O covarde silêncio do legislador, que se nega a aprovar leis que atendam as minorias alvo de discriminação, acaba por alimentar o preconceito. O medo de ser rotulado de homossexual, de comprometer sua reeleição ou desagradar o eleitorado – formado na maioria por heterossexuais – faz com que parcela significativa de cidadãos reste à margem da sociedade e condenados à invisibilidade.

Basta lembrar que, em todo o ordenamento jurídico, há somente uma referência à orientação sexual. Encontra-se na Lei Maria da Penha que conceitua família como relação íntima de afeto, independente da orientação sexual.

A omissão legislativa tem um resultado perverso. Torna impossível assegurar direitos a quem ama alguém que lhe é igual. Porém, a falta de lei não significa ausência de direito.

De há muito sustento a necessidade de o direito dos homossexuais serem inseridos no sistema jurídico e suas relações integrarem o direito das famílias. Assim também o direito de crianças terem um lar, alguém para chamar de pai, para chamar de mãe. Mesmo que sejam dois pais ou duas mães. Igualmente é indispensável garantir aos travestis e transexuais o direito à troca do nome e da identidade de gênero.

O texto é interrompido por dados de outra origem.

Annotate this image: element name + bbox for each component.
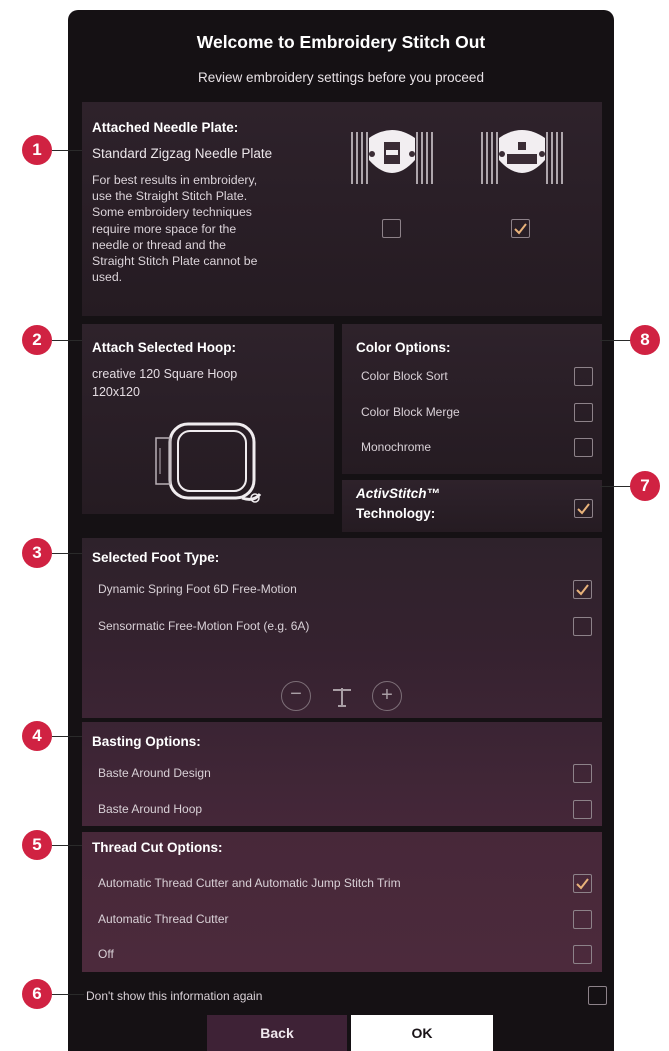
thread-cut-title: Thread Cut Options: xyxy=(92,840,223,855)
baste-around-design-label: Baste Around Design xyxy=(98,766,211,780)
baste-around-design-checkbox[interactable] xyxy=(573,764,592,783)
activstitch-panel: ActivStitch™ Technology: xyxy=(342,480,602,532)
callout-badge-6: 6 xyxy=(22,979,52,1009)
straight-stitch-plate-icon[interactable] xyxy=(476,124,568,194)
color-options-panel: Color Options: Color Block Sort Color Bl… xyxy=(342,324,602,474)
desc-line: For best results in embroidery, xyxy=(92,173,258,187)
dont-show-checkbox[interactable] xyxy=(588,986,607,1005)
baste-around-hoop-checkbox[interactable] xyxy=(573,800,592,819)
thread-cut-option-label: Automatic Thread Cutter xyxy=(98,912,229,926)
foot-type-title: Selected Foot Type: xyxy=(92,550,220,565)
monochrome-label: Monochrome xyxy=(361,440,432,454)
activstitch-label-line2: Technology: xyxy=(356,506,436,521)
desc-line: needle or thread and the xyxy=(92,237,227,252)
foot-plus-button[interactable]: + xyxy=(372,681,402,711)
desc-line: use the Straight Stitch Plate. xyxy=(92,189,248,204)
hoop-size: 120x120 xyxy=(92,385,140,399)
back-button[interactable]: Back xyxy=(207,1015,347,1051)
thread-cut-panel: Thread Cut Options: Automatic Thread Cut… xyxy=(82,832,602,972)
callout-8-leader xyxy=(600,340,632,342)
desc-line: Some embroidery techniques xyxy=(92,205,252,220)
callout-7-leader xyxy=(600,486,632,488)
callout-6-leader xyxy=(52,994,84,996)
baste-around-hoop-label: Baste Around Hoop xyxy=(98,802,203,816)
color-block-merge-label: Color Block Merge xyxy=(361,405,460,419)
basting-options-panel: Basting Options: Baste Around Design Bas… xyxy=(82,722,602,826)
needle-plate-description: For best results in embroidery, use the … xyxy=(92,172,322,285)
callout-5-leader xyxy=(52,845,82,847)
callout-1-leader xyxy=(52,150,82,152)
desc-line: used. xyxy=(92,270,123,285)
foot-minus-button[interactable]: − xyxy=(281,681,311,711)
callout-3-leader xyxy=(52,553,82,555)
plus-icon: + xyxy=(381,684,393,706)
hoop-title: Attach Selected Hoop: xyxy=(92,340,237,355)
presser-foot-icon xyxy=(329,682,355,710)
basting-title: Basting Options: xyxy=(92,734,201,749)
hoop-name: creative 120 Square Hoop xyxy=(92,367,238,381)
thread-cut-off-checkbox[interactable] xyxy=(573,945,592,964)
activstitch-checkbox[interactable] xyxy=(574,499,593,518)
zigzag-needle-plate-icon[interactable] xyxy=(346,124,438,194)
dynamic-spring-foot-checkbox[interactable] xyxy=(573,580,592,599)
foot-option-label: Sensormatic Free-Motion Foot (e.g. 6A) xyxy=(98,619,310,633)
callout-badge-4: 4 xyxy=(22,721,52,751)
dialog-title: Welcome to Embroidery Stitch Out xyxy=(196,32,486,52)
needle-plate-value: Standard Zigzag Needle Plate xyxy=(92,146,273,161)
callout-badge-8: 8 xyxy=(630,325,660,355)
minus-icon: − xyxy=(290,683,302,705)
desc-line: Straight Stitch Plate cannot be xyxy=(92,254,258,269)
color-block-merge-checkbox[interactable] xyxy=(574,403,593,422)
thread-cutter-checkbox[interactable] xyxy=(573,910,592,929)
callout-badge-3: 3 xyxy=(22,538,52,568)
callout-4-leader xyxy=(52,736,82,738)
thread-cut-option-label: Off xyxy=(98,947,114,961)
callout-badge-7: 7 xyxy=(630,471,660,501)
color-block-sort-checkbox[interactable] xyxy=(574,367,593,386)
embroidery-stitch-out-dialog: Welcome to Embroidery Stitch Out Review … xyxy=(68,10,614,1051)
straight-plate-checkbox[interactable] xyxy=(511,219,530,238)
ok-button[interactable]: OK xyxy=(351,1015,493,1051)
callout-badge-5: 5 xyxy=(22,830,52,860)
callout-2-leader xyxy=(52,340,82,342)
zigzag-plate-checkbox[interactable] xyxy=(382,219,401,238)
thread-cutter-jump-trim-checkbox[interactable] xyxy=(573,874,592,893)
hoop-panel: Attach Selected Hoop: creative 120 Squar… xyxy=(82,324,334,514)
hoop-icon xyxy=(150,416,268,512)
needle-plate-title: Attached Needle Plate: xyxy=(92,120,239,135)
sensormatic-foot-checkbox[interactable] xyxy=(573,617,592,636)
desc-line: require more space for the xyxy=(92,221,237,236)
dont-show-label: Don't show this information again xyxy=(86,989,263,1003)
callout-badge-2: 2 xyxy=(22,325,52,355)
activstitch-label: ActivStitch™ xyxy=(356,486,441,501)
thread-cut-option-label: Automatic Thread Cutter and Automatic Ju… xyxy=(98,876,401,890)
needle-plate-panel: Attached Needle Plate: Standard Zigzag N… xyxy=(82,102,602,316)
monochrome-checkbox[interactable] xyxy=(574,438,593,457)
dialog-subtitle: Review embroidery settings before you pr… xyxy=(198,70,484,85)
callout-badge-1: 1 xyxy=(22,135,52,165)
color-block-sort-label: Color Block Sort xyxy=(361,369,448,383)
foot-type-panel: Selected Foot Type: Dynamic Spring Foot … xyxy=(82,538,602,718)
color-options-title: Color Options: xyxy=(356,340,451,355)
foot-option-label: Dynamic Spring Foot 6D Free-Motion xyxy=(98,582,297,596)
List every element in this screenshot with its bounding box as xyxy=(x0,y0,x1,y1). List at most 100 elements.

Enquanto a lei não vem, toda a violação de direito precisa ser trazida a juízo. A própria lei de Introdução às Normas do Direito Brasileiro impõe ao juiz o dever de julgar e inclusive indica as ferramentas que deve utilizar: a analogia, os princípios constitucionais e os costumes.

Ou seja, o exercício da cidadania depende de reconhecimento de direitos no âmbito do Poder Judiciário. A função do juiz é colmatar os vazios da legislação, mas para isso é preciso que seja chamado a julgar. No entanto, é insignificante o número de ações em juízo buscando o reconhecimento de direitos da população LGBT, o que impede a consolidação da jurisprudência.

Constatar esta realidade me levou, depois de 35 anos, a abandonar a magistratura e abrir o primeiro escritório especializado em direito homoafetivo do país. Não que inexistissem profissionais que advogassem nesta área – tanto que havia ações, ainda que em pequena quantidade – mas achei que havia a necessidade de escancarar a existência de uma porta aberta. Coloquei na placa do meu escritório como uma das minhas especialidades: “direito homoafetivo”.

Como são relacionamentos alvo de muita rejeição, por habitar o imaginário coletivo a prática sexual dos parceiros, acabei criando o neologismo “homoafetividade”, para ressaltar que é o afeto o elemento essencial dos vínculos homossexuais. Daí, “união homoafetiva”. Estas expressões já se encontram dicionarizadas, sendo que no Google, “direito homoafetivo” é citado 37.200 vezes e “homaoafetividade”, 28.500 vezes.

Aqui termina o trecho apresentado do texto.